Gli interventi dei rappresentanti dell’industria italiana hanno mostrato un panorama nazionale caratterizzato principalmente da piccole e medie imprese molto ricco e vario in termini di competenze, che vanno dall’ingegneria allo sviluppo di componenti per gli impianti e di software di simulazione. È stata tuttavia rilevata la mancanza del coinvolgimento di grandi società di Engineering, Procurement, Construction (Epc) in grado di sostenere l’impegno finanziario richiesto per la costruzione di impianti di elevata capacità. Molte delle industrie intervenute appartengono alla filiera italiana del settore che si è creata attraverso il Grande Progetto Solare Termodinamico iniziato da Enea nei primi anni 2000 sotto la Presidenza del Premio Nobel Carlo Rubbia, e che ha portato alla costruzione dell’impianto Archimede nel 2010. Tale filiera, oggi principalmente (ma non esclusivamente) rappresentata dall’Associazione Nazionale Energia Solare Termodinamica (Anest), è specializzata in particolare nei sistemi a concentrazione lineare e vanta importanti commesse in progetti internazionali. Tuttavia, più di recente, sono stati sviluppati sistemi altamente innovativi a concentrazione puntuale, utilizzanti sabbia come mezzo di accumulo di calore, attualmente in fase di dimostrazione.
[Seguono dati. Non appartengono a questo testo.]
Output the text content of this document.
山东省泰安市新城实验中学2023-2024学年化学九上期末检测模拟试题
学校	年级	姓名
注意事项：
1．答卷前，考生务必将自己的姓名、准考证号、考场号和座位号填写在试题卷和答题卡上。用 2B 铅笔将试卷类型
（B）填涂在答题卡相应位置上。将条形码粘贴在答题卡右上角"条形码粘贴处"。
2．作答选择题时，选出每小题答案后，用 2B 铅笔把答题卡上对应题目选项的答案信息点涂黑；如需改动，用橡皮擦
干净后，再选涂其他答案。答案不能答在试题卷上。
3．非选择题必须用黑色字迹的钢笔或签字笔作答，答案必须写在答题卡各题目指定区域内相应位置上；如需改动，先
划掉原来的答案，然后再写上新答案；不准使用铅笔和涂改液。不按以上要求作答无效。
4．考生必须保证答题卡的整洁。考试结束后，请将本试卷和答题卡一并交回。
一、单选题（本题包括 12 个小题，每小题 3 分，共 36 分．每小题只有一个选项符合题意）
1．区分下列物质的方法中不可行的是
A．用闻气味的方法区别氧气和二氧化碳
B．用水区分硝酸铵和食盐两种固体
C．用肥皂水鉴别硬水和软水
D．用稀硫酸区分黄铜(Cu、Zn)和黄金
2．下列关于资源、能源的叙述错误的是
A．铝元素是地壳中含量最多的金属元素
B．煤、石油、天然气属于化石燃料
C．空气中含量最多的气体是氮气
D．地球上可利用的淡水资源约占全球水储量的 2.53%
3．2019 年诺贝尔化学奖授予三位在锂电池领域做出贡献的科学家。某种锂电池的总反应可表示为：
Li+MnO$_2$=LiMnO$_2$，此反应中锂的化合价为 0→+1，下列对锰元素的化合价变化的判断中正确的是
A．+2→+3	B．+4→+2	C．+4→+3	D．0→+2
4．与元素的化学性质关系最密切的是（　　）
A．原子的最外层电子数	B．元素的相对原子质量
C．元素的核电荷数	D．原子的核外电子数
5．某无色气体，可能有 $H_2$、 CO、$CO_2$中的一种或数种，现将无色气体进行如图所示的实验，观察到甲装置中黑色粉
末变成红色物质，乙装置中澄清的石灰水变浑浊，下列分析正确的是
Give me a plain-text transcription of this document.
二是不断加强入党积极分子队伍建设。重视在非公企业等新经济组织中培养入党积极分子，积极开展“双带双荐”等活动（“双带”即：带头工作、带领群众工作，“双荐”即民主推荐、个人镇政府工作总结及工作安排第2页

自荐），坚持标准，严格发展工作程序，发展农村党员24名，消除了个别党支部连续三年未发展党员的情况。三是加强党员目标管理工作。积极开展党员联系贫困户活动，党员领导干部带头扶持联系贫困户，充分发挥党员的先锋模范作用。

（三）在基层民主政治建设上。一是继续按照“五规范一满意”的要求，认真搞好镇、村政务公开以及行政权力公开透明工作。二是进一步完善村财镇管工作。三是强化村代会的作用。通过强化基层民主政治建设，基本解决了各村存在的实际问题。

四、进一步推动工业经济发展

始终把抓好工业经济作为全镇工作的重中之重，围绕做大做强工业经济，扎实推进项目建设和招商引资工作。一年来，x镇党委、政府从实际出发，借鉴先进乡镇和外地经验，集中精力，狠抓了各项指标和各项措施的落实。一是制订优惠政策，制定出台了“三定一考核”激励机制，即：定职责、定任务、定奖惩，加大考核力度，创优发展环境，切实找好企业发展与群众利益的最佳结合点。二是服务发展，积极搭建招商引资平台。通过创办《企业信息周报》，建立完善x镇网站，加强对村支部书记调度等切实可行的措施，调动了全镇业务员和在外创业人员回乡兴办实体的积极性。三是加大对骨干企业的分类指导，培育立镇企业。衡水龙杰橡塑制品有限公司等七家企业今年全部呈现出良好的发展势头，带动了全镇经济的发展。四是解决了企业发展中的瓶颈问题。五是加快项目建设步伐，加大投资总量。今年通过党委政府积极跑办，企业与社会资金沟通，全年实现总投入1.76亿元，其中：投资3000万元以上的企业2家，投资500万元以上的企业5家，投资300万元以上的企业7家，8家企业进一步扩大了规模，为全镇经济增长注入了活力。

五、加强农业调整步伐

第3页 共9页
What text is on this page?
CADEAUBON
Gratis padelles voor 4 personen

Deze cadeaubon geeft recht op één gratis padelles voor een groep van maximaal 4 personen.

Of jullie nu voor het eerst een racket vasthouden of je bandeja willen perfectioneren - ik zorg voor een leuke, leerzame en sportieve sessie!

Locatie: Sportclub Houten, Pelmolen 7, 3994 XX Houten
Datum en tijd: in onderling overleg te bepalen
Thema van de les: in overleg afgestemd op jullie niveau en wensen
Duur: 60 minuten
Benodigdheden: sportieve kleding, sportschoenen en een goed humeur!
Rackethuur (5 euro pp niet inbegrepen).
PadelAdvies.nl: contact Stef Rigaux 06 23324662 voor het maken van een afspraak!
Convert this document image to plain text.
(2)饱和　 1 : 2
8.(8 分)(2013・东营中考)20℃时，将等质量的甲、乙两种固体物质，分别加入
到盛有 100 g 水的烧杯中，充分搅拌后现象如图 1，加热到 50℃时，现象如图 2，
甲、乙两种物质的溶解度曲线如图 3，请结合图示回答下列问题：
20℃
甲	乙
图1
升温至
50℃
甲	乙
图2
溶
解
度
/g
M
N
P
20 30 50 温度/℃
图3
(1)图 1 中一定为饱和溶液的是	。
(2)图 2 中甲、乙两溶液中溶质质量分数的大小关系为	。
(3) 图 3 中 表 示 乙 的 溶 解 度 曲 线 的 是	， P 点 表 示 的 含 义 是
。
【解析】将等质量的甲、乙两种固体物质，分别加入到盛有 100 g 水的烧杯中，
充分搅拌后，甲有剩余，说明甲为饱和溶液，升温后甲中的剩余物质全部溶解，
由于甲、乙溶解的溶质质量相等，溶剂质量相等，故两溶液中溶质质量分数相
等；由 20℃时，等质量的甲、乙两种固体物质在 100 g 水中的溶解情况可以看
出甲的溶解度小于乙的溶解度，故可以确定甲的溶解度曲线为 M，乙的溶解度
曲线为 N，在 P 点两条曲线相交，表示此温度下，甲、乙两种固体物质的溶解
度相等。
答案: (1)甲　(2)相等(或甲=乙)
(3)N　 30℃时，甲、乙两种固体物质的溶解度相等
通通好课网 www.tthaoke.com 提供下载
Sul fronte della ricerca, gli sforzi dei maggiori enti internazionali così come quelli di Enea sono focalizzati sullo sviluppo di nuove soluzioni, più efficienti ed economiche, per tutte le principali sezioni degli impianti solari a concentrazione; l’obiettivo principale è la significativa riduzione dei costi di produzione dell’energia elettrica con tali impianti, rendendoli competitivi con i sistemi di produzione tradizionali anche in assenza di una politica di incentivazione. In particolare, si è evidenziato un grande interesse a livello internazionale per lo sviluppo di sistemi di accumulo termico innovativi, efficienti e compatti, adatti anche per impianti di scala ridotta. È infatti ormai generalmente riconosciuto che la presenza di un sistema di accumulo termico è un requisito fondamentale per la convenienza economica degli impianti Csp. Tali sistemi, permettendo di compensare le naturali fluttuazioni della radiazione solare e di estendere il funzionamento dell’impianto anche oltre il tramonto, sono alla base della dispacciabilità, ovvero la possibilità di modulare la produzione in base alla richiesta della rete, dell’energia elettrica prodotta dagli impianti Csp.
Un altro interessante aspetto emerso dal workshop è che, anche se su scala mondiale si sta assistendo principalmente alla costruzione di impianti Csp di grande taglia (fino a 370 MW) per conseguire economie di scala e raggiungere migliori efficienze di conversione elettrica, applicazioni su piccola scala (da alcune decine di kW fino ad 1 MW) risultano molto interessanti per l’Italia ed i Paesi del bacino Mediterraneo. In questo contesto Enea è impegnata nello studio di un innovativo sistema basato sull’accoppiamento di un parabolic dish con una micro turbina ad aria e di sistemi multi generativi, ovvero in grado di fornire più servizi tra cui produzione di elettricità, calore, raffrescamento ed eventualmente dissalazione dell’acqua. Enea è molto attiva in questo ambito con progetti rilevanti in collaborazione con Paesi quali Egitto, Marocco e Cipro. I sistemi multi generativi di piccola taglia si prestano anche all’integrazione con altre fonti rinnovabili quali biomasse residuali di natura agricola e forestale, cosa che li rende interessanti per l’inserimento nel tessuto rurale italiano.
Un workshop che si è chiuso con una sessione dedicata ai Solar Fuels, ovvero combustibili prodotti da acqua o da fonti carboniose mediante processi chimici alimentati da energia solare, che costituisce una delle prospettive più interessante per gli sviluppi futuri nel settore.